I am so proud to call Doug my friend and to see him still seeking justice and equality today as our U.S. Senator. He has put minority communities and Alabama at large first, both through his actions and public service.

But let me be clear: it is the senator’s voting record that will make the biggest impact on our lives and the lives of future generations. It is impossible to look at his record and not conclude that he’s been there for us.

Jones has led or co-led more than 21 pieces of bipartisan legislation that have been signed into law, in addition to introducing or cosponsoring hundreds of other bills. Among these bills are the Jobs and Neighborhood Investment Act, which aims to invest $17.9 billion into minority and low-income communities negatively impacted by the pandemic, the FUTURE Act — which he worked on with Sen. Kamala Harris — that permanently renewed federal funding for our Historically Black Colleges and Universities, and the recent Rapid Coverage for Coronavirus Vaccines Act. He’s continuing to fight for issues, such as education and health care, that matter not just to the Black community but all Alabamians.
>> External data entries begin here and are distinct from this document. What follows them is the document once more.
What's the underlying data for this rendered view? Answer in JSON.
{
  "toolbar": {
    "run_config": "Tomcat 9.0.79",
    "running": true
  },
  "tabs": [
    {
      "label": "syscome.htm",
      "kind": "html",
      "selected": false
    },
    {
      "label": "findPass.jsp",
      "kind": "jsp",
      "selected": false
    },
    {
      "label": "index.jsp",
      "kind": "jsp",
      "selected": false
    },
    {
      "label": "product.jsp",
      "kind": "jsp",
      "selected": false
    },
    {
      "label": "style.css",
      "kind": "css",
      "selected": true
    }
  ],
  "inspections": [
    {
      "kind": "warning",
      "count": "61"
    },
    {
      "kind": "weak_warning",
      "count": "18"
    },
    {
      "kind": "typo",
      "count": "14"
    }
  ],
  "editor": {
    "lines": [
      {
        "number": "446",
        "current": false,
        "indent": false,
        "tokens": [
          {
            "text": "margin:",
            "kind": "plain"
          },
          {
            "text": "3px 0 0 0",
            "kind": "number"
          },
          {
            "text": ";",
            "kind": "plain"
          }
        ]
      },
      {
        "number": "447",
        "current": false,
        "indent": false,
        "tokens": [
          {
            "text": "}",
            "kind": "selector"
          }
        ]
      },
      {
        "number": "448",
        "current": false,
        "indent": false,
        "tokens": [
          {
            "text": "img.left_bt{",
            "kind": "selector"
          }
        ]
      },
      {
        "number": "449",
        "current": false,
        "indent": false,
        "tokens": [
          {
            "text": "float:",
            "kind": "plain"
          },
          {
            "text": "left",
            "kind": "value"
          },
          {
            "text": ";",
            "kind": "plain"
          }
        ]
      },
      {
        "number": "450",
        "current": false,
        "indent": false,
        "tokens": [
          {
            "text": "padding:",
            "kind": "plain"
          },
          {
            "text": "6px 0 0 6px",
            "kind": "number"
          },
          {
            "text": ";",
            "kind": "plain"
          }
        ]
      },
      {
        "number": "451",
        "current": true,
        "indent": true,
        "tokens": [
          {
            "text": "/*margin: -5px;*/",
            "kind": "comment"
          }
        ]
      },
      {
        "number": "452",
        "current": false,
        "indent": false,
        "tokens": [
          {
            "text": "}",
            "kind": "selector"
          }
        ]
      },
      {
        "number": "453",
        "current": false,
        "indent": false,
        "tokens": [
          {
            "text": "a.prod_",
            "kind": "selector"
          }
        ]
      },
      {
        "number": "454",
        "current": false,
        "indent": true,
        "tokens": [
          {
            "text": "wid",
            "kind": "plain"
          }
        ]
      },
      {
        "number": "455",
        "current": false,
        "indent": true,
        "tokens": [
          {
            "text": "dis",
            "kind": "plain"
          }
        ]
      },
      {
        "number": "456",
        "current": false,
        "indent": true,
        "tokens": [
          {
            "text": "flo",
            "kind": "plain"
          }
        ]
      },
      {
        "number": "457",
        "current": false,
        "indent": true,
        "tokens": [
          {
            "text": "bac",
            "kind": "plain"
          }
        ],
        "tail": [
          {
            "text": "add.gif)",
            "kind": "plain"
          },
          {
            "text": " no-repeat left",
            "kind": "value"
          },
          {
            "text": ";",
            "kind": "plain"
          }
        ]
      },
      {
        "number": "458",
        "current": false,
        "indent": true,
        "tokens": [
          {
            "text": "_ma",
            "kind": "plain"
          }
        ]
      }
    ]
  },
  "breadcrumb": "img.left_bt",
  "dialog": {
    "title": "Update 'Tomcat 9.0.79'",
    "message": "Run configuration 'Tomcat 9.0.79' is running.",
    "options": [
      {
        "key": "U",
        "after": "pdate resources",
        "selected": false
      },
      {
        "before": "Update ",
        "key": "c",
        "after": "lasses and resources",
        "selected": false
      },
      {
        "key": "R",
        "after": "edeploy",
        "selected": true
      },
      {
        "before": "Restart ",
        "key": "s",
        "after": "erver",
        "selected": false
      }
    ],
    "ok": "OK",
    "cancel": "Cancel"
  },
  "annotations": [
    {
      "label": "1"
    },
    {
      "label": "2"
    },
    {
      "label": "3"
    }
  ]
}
Has his campaign done enough to empower Black-owned businesses or Black professionals? I believe both he and we would all say “no.” There’s always more that could be done. But we cannot compare him to the Almighty, we have to compare him to the “alternative;” in this case, Tommy Tuberville. This former football coach makes no apologies for riding the coattails of President Donald J. Trump, who still refuses to condemn white supremacy and asked the extremist group, the Proud Boys, to “stand back and stand by” on live television.  

 

In this one man’s opinion, there’s no question as to which candidate is a true friend to the Black community. And we need to re-elect Doug Jones to the US Senate so he can continue his work of uniting One Alabama.

Dr. Jesse J. Lewis Sr. is founder and publisher emeritus of The Birmingham Times.